Black women die of breast cancer at a rate 41% higher than their white counterparts. Black women are diagnosed when their breast cancer is at a later stage, their outcomes are much poorer, and incidents of breast cancer among Black women have been increasing despite a drop in other populations.
Those are just a few of the reasons we need events like National Black Family Cancer Awareness Week, according to San Antonio Breast Cancer Symposium Planning Committee member Thelma Brown.
“We need weeks like this to not only bring awareness to those disparities but to open those conversations about those disparities and to hear what is going to be done to address them,” Brown says. “We hear a lot of talk about diversity, equity and inclusion and this may be a watershed moment.

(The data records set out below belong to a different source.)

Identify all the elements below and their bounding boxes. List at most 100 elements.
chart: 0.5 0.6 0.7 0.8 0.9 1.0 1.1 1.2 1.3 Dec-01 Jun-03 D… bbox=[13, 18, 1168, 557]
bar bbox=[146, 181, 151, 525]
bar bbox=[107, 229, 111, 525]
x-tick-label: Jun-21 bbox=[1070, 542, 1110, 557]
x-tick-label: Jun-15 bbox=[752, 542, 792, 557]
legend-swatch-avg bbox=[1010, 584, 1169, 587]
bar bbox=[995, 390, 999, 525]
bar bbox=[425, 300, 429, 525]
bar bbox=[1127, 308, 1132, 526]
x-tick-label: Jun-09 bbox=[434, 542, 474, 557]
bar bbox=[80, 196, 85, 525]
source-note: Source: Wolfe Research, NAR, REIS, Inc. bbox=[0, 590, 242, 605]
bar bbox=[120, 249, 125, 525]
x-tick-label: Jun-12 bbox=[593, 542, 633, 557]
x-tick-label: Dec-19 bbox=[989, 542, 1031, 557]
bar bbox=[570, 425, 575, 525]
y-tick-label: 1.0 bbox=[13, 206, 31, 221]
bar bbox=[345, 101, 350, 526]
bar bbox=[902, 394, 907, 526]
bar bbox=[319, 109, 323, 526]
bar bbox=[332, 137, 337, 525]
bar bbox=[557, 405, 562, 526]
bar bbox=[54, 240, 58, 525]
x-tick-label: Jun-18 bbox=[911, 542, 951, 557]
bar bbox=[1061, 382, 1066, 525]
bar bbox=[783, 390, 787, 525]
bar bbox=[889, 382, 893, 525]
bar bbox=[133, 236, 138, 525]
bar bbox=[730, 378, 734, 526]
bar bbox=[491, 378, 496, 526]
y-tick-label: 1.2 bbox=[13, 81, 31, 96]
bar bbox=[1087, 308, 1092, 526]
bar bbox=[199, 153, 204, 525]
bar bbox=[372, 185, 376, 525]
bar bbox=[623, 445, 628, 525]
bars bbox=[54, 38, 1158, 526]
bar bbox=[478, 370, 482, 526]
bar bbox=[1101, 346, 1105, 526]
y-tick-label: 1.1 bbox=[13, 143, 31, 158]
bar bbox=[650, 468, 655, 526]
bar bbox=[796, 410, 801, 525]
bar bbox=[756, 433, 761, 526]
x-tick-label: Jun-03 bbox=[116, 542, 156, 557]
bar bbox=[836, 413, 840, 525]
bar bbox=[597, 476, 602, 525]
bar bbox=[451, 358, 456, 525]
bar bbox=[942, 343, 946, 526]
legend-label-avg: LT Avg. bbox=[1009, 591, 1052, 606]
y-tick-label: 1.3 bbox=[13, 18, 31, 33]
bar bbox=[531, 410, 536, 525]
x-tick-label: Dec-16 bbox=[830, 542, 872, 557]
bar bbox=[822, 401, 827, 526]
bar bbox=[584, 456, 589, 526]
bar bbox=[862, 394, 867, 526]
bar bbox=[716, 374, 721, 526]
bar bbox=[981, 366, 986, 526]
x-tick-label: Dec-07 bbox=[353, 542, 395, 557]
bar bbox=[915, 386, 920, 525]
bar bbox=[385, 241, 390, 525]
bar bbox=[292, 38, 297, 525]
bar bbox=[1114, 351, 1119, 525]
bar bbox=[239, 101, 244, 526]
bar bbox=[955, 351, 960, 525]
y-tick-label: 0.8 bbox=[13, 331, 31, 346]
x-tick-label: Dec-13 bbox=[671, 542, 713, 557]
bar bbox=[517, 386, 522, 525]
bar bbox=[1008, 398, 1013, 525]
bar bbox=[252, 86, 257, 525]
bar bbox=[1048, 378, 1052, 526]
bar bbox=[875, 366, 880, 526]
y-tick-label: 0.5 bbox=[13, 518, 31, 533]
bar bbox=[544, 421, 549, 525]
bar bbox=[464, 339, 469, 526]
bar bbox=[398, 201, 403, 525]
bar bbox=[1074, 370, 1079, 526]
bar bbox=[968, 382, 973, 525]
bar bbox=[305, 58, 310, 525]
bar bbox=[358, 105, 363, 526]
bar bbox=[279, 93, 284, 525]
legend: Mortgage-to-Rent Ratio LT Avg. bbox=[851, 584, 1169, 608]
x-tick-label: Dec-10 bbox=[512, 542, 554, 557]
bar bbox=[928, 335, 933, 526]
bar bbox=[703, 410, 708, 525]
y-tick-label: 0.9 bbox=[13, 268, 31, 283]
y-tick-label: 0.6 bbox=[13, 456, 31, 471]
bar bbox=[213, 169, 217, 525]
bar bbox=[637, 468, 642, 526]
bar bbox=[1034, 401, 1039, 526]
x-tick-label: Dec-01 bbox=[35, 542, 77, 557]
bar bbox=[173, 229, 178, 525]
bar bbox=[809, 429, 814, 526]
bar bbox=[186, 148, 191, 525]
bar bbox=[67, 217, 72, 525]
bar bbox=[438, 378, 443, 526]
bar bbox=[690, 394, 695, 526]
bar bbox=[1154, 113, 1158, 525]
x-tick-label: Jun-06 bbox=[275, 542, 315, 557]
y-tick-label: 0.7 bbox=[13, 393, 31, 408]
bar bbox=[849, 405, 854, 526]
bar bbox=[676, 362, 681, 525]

Awareness is fine, but we need a moral imperative to change the tide and change the story.”
Brown, a patient advocate and breast cancer survivor, says everyone involved in the cancer journey — patients, family members, clinicians, patient advocates — needs to be treated as their counterparts. She says if she were rating the level of action taken to address disparities as compared to the level of discussion, “On a scale of one to 10, I would say we’re at a one. We see a lot of talk and see a lot of feel-good moments and people get excited because we’re at least part of the conversation now. But conversation will not save a life. It’s time to move.”
The FDA says National Black Cancer Awareness Week was created, “to increase cancer awareness in one of the most vulnerable segments of the U.S. population. This initiative aims to marshal community-based stakeholders to build knowledge surrounding cancer clinical trial participation and minority population specimen donations to national genomic databases for cancer research.”
There are still so many barriers that need to be dismantled, according to Brown, to increase participation. While much of the talk centers on mistrust of health care from the Black community because of horrible experiments on the population, she says it goes beyond that.
“It’s not just things like the Tuskegee Experiment,” Brown says. “It’s how we’re being treated each and every day we go into these institutions. We don’t just mistrust the system because of the history of mistreatment. We mistrust the system because when we go in, we get suboptimal treatment.”
Increased participation in clinical trials will require systemic change, which can be a long process. and it can’t rest solely with the Black community. “It’s very complex,” she says. “It means that ALL stakeholders are no longer just talking about it but saying, ‘What can I do to move this needle,’” and then taking substantive steps to do so.